As of Monday, the Dakota Access Pipeline—hotly protested for its environmental ramifications and desecration of American Indian cultural sites—has been filled with oil and prepared for service.
The AP reports that the oil is located beneath a Missouri River reservoir in North Dakota.
“Oil has been placed in the Dakota Access Pipeline underneath Lake Oahe,” reads the court filing from Energy Transfer Partners. “Dakota Access is currently commissioning the full pipeline and is preparing to place the pipeline into service.”
Energy Transfer Partners submitted this announcement to the U.S. District Court for the District of Columbia. Those in favor of the pipeline regard this development as significant. Protests delayed progress for three months, but now the 2000-mile-long pipeline is readied to move oil from North Dakota, through South Dakota and Iowa, and to a shipping site in Illinois. However, it’s not yet certain when full operation will begin.

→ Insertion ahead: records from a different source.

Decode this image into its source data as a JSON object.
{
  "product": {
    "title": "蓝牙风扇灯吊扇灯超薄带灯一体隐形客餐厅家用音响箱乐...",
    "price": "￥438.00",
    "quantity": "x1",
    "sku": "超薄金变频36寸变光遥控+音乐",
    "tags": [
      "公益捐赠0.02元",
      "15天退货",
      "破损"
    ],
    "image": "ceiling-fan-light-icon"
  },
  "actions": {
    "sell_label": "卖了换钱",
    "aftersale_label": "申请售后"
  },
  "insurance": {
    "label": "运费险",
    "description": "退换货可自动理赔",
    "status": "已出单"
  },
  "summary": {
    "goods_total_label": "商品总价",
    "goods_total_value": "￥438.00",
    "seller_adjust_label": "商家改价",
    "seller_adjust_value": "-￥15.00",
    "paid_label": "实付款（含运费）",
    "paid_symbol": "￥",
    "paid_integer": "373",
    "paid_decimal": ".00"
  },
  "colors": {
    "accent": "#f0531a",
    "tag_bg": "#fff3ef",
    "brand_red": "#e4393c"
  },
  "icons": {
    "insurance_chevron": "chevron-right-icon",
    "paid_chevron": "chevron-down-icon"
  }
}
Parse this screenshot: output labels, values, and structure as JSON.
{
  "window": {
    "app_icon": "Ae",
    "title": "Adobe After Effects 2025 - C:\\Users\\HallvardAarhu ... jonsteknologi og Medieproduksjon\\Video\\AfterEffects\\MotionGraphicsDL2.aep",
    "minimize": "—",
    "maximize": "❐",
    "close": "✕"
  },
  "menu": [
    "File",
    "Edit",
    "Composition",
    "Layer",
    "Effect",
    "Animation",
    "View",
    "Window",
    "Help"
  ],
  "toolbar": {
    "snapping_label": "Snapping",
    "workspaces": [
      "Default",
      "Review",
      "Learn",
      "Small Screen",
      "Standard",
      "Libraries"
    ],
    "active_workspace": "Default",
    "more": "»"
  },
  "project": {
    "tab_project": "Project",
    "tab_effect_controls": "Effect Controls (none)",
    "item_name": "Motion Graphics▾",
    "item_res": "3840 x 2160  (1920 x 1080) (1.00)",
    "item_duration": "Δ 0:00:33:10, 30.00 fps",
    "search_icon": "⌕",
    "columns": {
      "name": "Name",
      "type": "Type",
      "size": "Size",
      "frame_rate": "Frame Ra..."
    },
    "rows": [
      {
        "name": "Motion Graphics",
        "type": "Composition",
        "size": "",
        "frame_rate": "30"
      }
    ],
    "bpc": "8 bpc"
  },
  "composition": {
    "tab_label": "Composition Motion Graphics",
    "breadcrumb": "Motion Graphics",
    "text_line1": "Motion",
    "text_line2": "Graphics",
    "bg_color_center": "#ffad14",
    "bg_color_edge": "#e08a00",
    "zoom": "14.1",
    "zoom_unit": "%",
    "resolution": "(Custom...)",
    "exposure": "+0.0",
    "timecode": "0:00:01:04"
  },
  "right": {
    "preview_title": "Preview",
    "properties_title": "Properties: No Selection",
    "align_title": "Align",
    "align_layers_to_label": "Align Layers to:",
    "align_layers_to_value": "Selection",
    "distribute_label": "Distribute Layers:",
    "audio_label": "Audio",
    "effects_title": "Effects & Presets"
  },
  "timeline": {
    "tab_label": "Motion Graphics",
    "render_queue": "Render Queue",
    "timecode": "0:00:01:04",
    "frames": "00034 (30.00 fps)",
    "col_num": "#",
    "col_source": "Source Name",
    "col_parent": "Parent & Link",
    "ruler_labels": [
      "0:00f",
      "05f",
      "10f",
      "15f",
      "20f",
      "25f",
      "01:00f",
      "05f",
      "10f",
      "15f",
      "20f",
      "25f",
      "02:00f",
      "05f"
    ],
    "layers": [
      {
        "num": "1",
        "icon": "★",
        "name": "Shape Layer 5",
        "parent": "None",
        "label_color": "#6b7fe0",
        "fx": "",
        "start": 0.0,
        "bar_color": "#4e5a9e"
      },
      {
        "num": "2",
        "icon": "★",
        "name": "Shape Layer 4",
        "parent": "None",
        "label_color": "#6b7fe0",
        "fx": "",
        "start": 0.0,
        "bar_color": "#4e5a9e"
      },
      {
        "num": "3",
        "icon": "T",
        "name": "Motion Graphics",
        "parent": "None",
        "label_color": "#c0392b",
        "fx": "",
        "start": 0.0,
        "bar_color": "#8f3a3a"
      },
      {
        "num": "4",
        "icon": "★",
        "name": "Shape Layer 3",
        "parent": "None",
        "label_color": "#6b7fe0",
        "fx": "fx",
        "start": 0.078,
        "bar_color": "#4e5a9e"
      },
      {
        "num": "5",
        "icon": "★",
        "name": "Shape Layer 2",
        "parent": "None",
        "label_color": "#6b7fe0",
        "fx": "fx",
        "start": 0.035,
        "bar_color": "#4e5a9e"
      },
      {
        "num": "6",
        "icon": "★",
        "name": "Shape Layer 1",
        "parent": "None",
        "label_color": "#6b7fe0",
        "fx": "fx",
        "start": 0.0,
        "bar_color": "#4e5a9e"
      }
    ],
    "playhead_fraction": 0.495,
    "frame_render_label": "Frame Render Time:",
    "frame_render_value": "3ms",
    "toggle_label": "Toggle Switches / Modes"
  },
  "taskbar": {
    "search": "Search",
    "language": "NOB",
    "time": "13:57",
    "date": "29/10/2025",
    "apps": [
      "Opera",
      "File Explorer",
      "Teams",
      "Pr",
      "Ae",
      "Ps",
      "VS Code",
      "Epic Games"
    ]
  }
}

And in the meantime, many still battle to preserve the land the pipeline disrupts. The Standing Rock and Cheyenne River Sioux tribes continue to pursue their lawsuit which demands a stop to the project. From the AP:
“The tribes in December held up the project by successfully pushing the U.S. government for a full environmental study of the Lake Oahe crossing, which is in southern North Dakota. But the Army Corps of Engineers, which manages the Missouri River for the government, rescinded the study and gave the company permission to complete the pipeline at the urging of President Donald Trump shortly after he took office.”
The protestors’ camps were forcibly shutdown in February, and since that time, on-site demonstrations have abated. Energy Transfer Partners, for their part, argues that their pipeline, which cost a grand total of $3.8 billion, is not environmentally dangerous. But opposers have by no means accepted the company’s assurances of safety. In addition to the ongoing lawsuits, there have been “recent coordinated physical attacks” against the pipeline itself.
Should the DAPL become fully operational, North Dakota could earn as much as $110 million in tax revenue — a substantial sum. But the longterm effects, the damage and desecration, cannot be quantified.